Rural é um tal adjectivo. Já não se sabe que lhe fazer. Há o turismo rural, a zona rural, o trabalhador rural, o desenvolvimento, o meio, a casa, a economia, o êxodo, o mundo e está longe da lista se completar. Com tal elasticidade, não é difícil que a internet possa ser também rural.
Afinal, vai-se a ver a a Internet rural é um serviço de internet dependente de uma conexão, de um operador local de telecomunicações sem fios – um ponto de acesso ou hotspot no linguarejar da especialidade. Também se pode chamar internet móvel.

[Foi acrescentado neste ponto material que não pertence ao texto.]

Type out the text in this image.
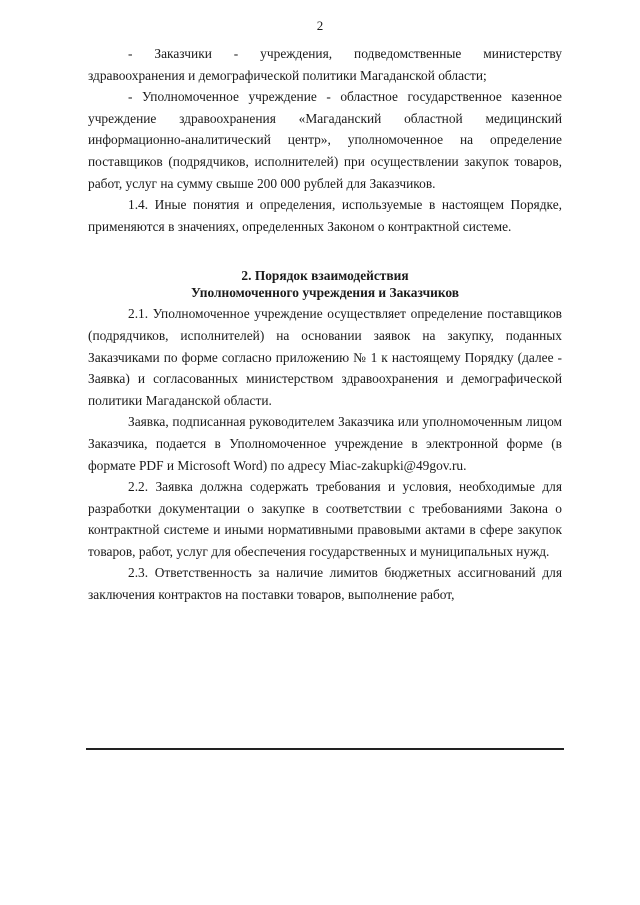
2

- Заказчики - учреждения, подведомственные министерству здравоохранения и демографической политики Магаданской области;

- Уполномоченное учреждение - областное государственное казенное учреждение здравоохранения «Магаданский областной медицинский информационно-аналитический центр», уполномоченное на определение поставщиков (подрядчиков, исполнителей) при осуществлении закупок товаров, работ, услуг на сумму свыше 200 000 рублей для Заказчиков.

1.4. Иные понятия и определения, используемые в настоящем Порядке, применяются в значениях, определенных Законом о контрактной системе.

2. Порядок взаимодействия
Уполномоченного учреждения и Заказчиков

2.1. Уполномоченное учреждение осуществляет определение поставщиков (подрядчиков, исполнителей) на основании заявок на закупку, поданных Заказчиками по форме согласно приложению № 1 к настоящему Порядку (далее - Заявка) и согласованных министерством здравоохранения и демографической политики Магаданской области.

Заявка, подписанная руководителем Заказчика или уполномоченным лицом Заказчика, подается в Уполномоченное учреждение в электронной форме (в формате PDF и Microsoft Word) по адресу Miac-zakupki@49gov.ru.

2.2. Заявка должна содержать требования и условия, необходимые для разработки документации о закупке в соответствии с требованиями Закона о контрактной системе и иными нормативными правовыми актами в сфере закупок товаров, работ, услуг для обеспечения государственных и муниципальных нужд.

2.3. Ответственность за наличие лимитов бюджетных ассигнований для заключения контрактов на поставки товаров, выполнение работ,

O racional da questão (por assim dizer) é quo o rural se explica por se tratar de um território escassamente povoado que não torna viável um serviço de internet por cabo. Não é rural por ser agrícola a economia, a fonte principal do rendimento, do produto, do emprego ou do salário, ou por ser camponesa e tradicional a cultura – era isso que o rural significava e assim seria também a paisagem por via da abundancia de espaço que os agricultores trabalhavam. Na Galiza não chegam a 7% os que trabalham na agricultura ou na pesca, e a riqueza produzida por esses, medida pelo valor acrescentado bruto, andará pouco acima dos 4%.[1] Assim minúscula, é tão preciosa esta sobrevivência do resquício rural (seja lá o que isso for) que até a Xunta de Galicia, o governo regional, patrocina a campanha RURALÍZATE!, onde aparecem automóveis a fugir e bonecos com batatas às costas, “cambia a unha vida mellor”. Qué raro!
O WiFi é a wireless fidelity ou fidelidade sem fios, coisa em que se pode confiar e que não nos abandona (se não deixarmos de pagar). Lembra Vinicius mas não é nada que se pareça[2]:
De tudo ao meu amor serei atento
Antes, e com tal zelo, e sempre, e tanto
Que mesmo em face do maior encanto
Dele se encante mais meu pensamento.
Quero vivê-lo em cada vão momento
E em seu louvor hei de espalhar meu canto
E rir meu riso e derramar meu pranto
Ao seu pesar ou seu contentamento
E assim, quando mais tarde me procure
Quem sabe a morte, angústia de quem vive
Quem sabe a solidão, fim de quem ama
Eu possa me dizer do amor (que tive):
Que não seja imortal, posto que é chama
Mas que seja infinito enquanto dure.
Por Álvaro Domingues autor de A Rua da Estrada.
[1] Xunta de Galicia, Programa de Desarollo Rural de Galicia 2014-2020
Consultado em http://ovieiroleboreiro.com/gdr/documentos/PDRGalicia.pdf
[2] Vinicius de Moraes,Soneto de Fidelidade in Antologia Poética, Editora do Autor, Rio de Janeiro, 1960, p.96.